『百器徒然袋-雨』 | 手当たり次第の本棚

『百器徒然袋-雨』

基本的には、ダメダメ小説家関口の目を通してみる事になっている京極堂シリーズでは、榎木津という男、きわめつけの変人として描かれているのだが、こちらはその榎木津が「探偵として」活躍する中編3篇をおさめたものだ。

もちろん、榎木津の場合、探偵と言っても、いわゆる興信所の探偵とも、小説に出てくるような名探偵とも違う。
探偵=榎木津=神
という、わけわからん等式が榎木津の頭の中にある、それしか根拠のない「探偵」だったりする。
しかし、本巻は、視点が関口とは違う、全く新たな人物であるため、登場人物各々の描写も微妙に差異があるというのが、面白い。

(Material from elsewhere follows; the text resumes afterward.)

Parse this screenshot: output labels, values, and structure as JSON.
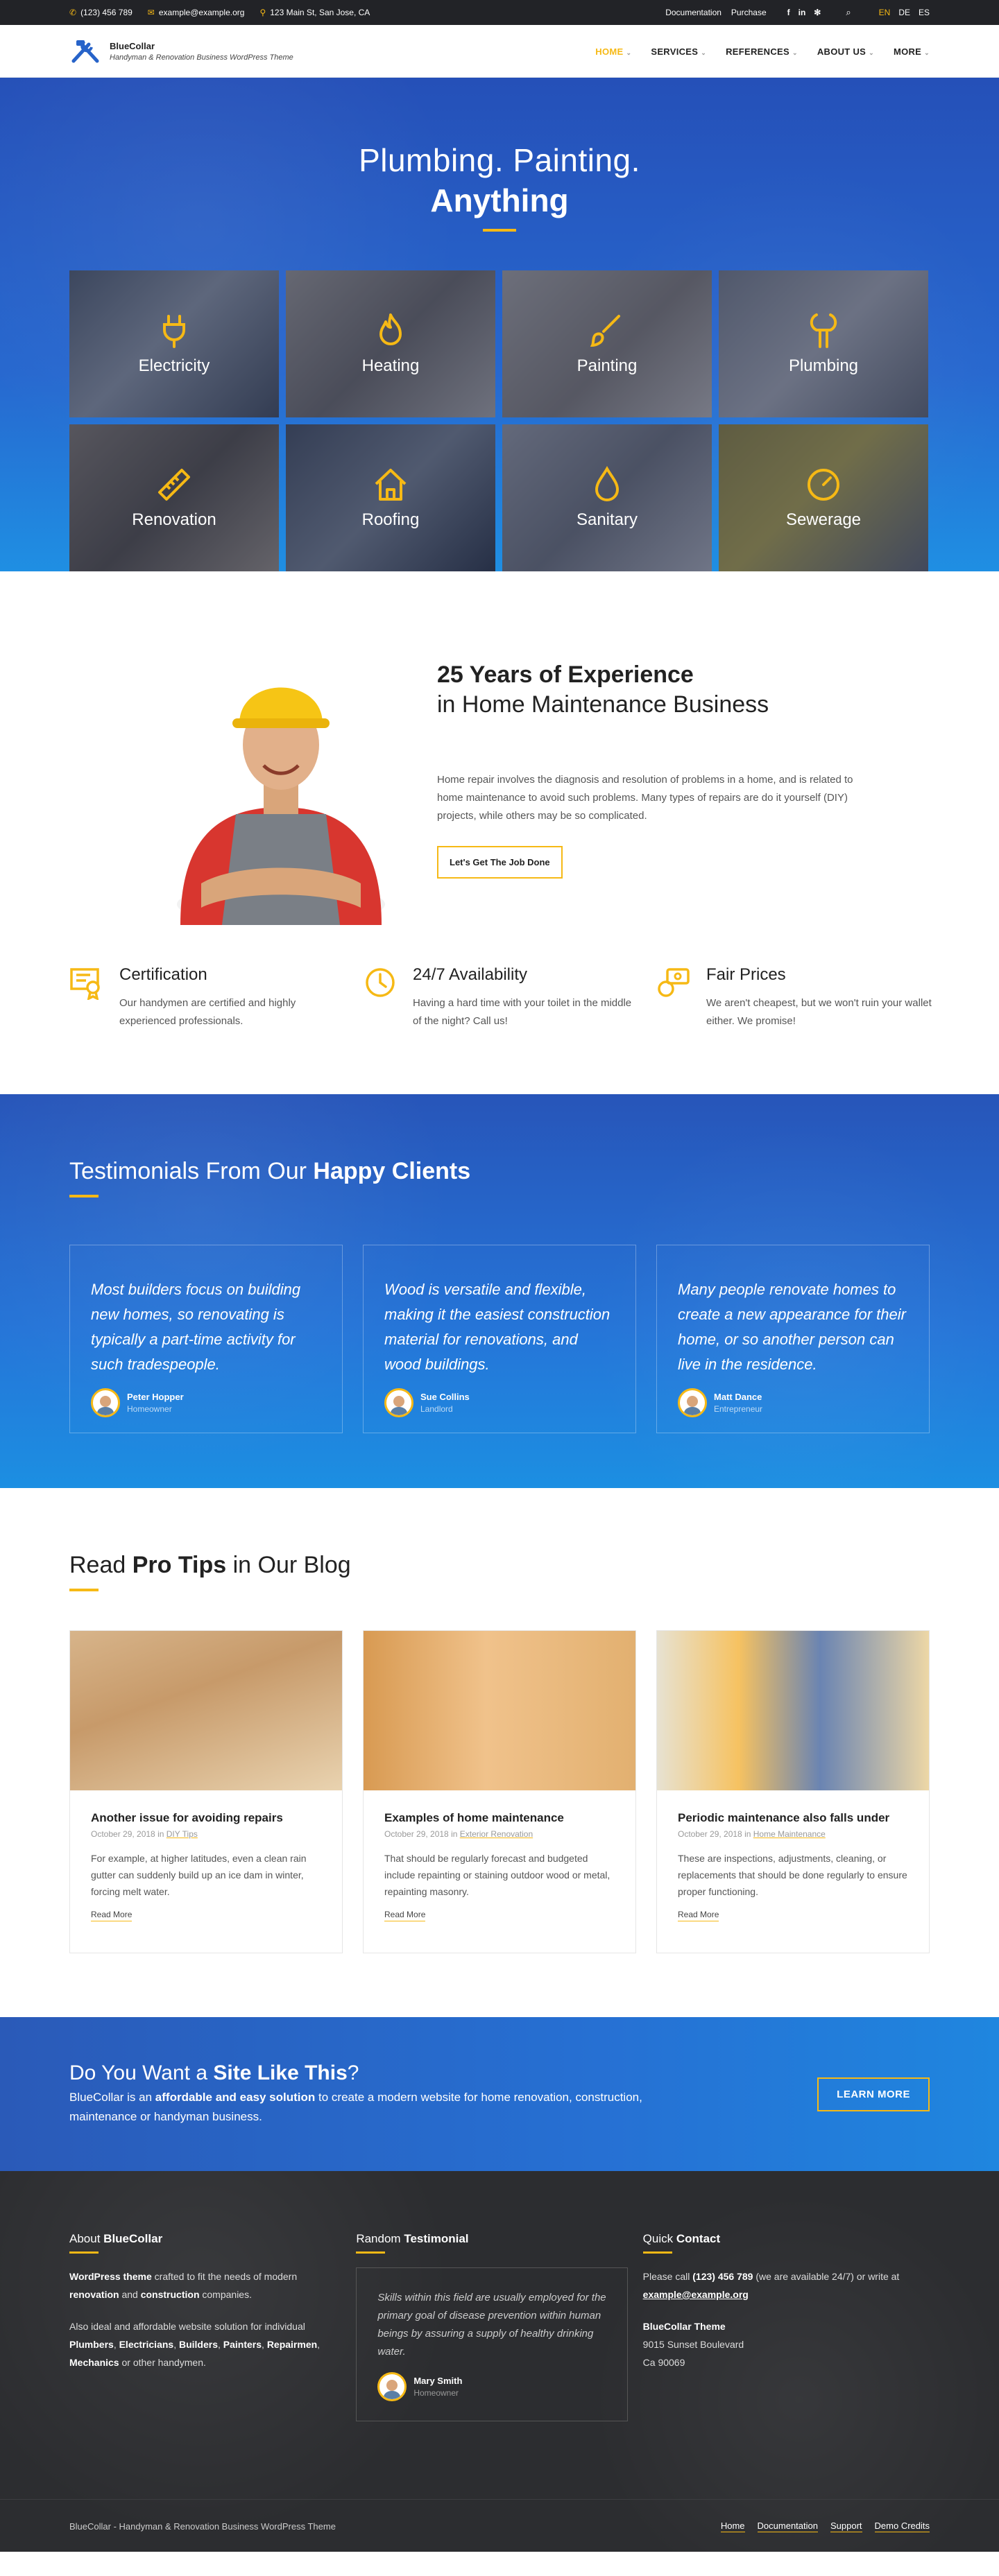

何より面白いのは、京極堂シリーズにあっては、ワイルドカードのような扱われ方しかしない榎木津なのだが、榎木津中心の本巻では、その京極堂まで、榎木津に引っぱられて動いてしまうという図式になっている事だろうな。
そういえば、関口によると、榎木津は、京極堂(そして関口)とは、同じ学校の1年先輩なのだよな。
やはり、そこはかとなく、先輩風が吹いているのだろうか(笑)。

いずれにせよ、書斎からほとんど動こうとしない、京極堂が中心であるのと違って、
はなばなしく暴れたい榎木津を中心にまわっていく話なのだから、物語もどんどんと推進力を持っている形で、読みやすく面白いと思う。ていうか楽しい。
主人公(なぜか常に、その都度違う変名で呼ばれる事になる。本名はなんなのだ!)も、ごくごく普通の、元肉体労働者系の人という設定なので、ウシロムキな関口に語らせるより話のリズムが良い。

そういや、榎木津、鬱病の関口に比べて躁病的などと言われた事もあったが、
本巻を読むにつけても、躁病というより、爽病なのではないか?
変人には違いないのだが、活躍は爽快である。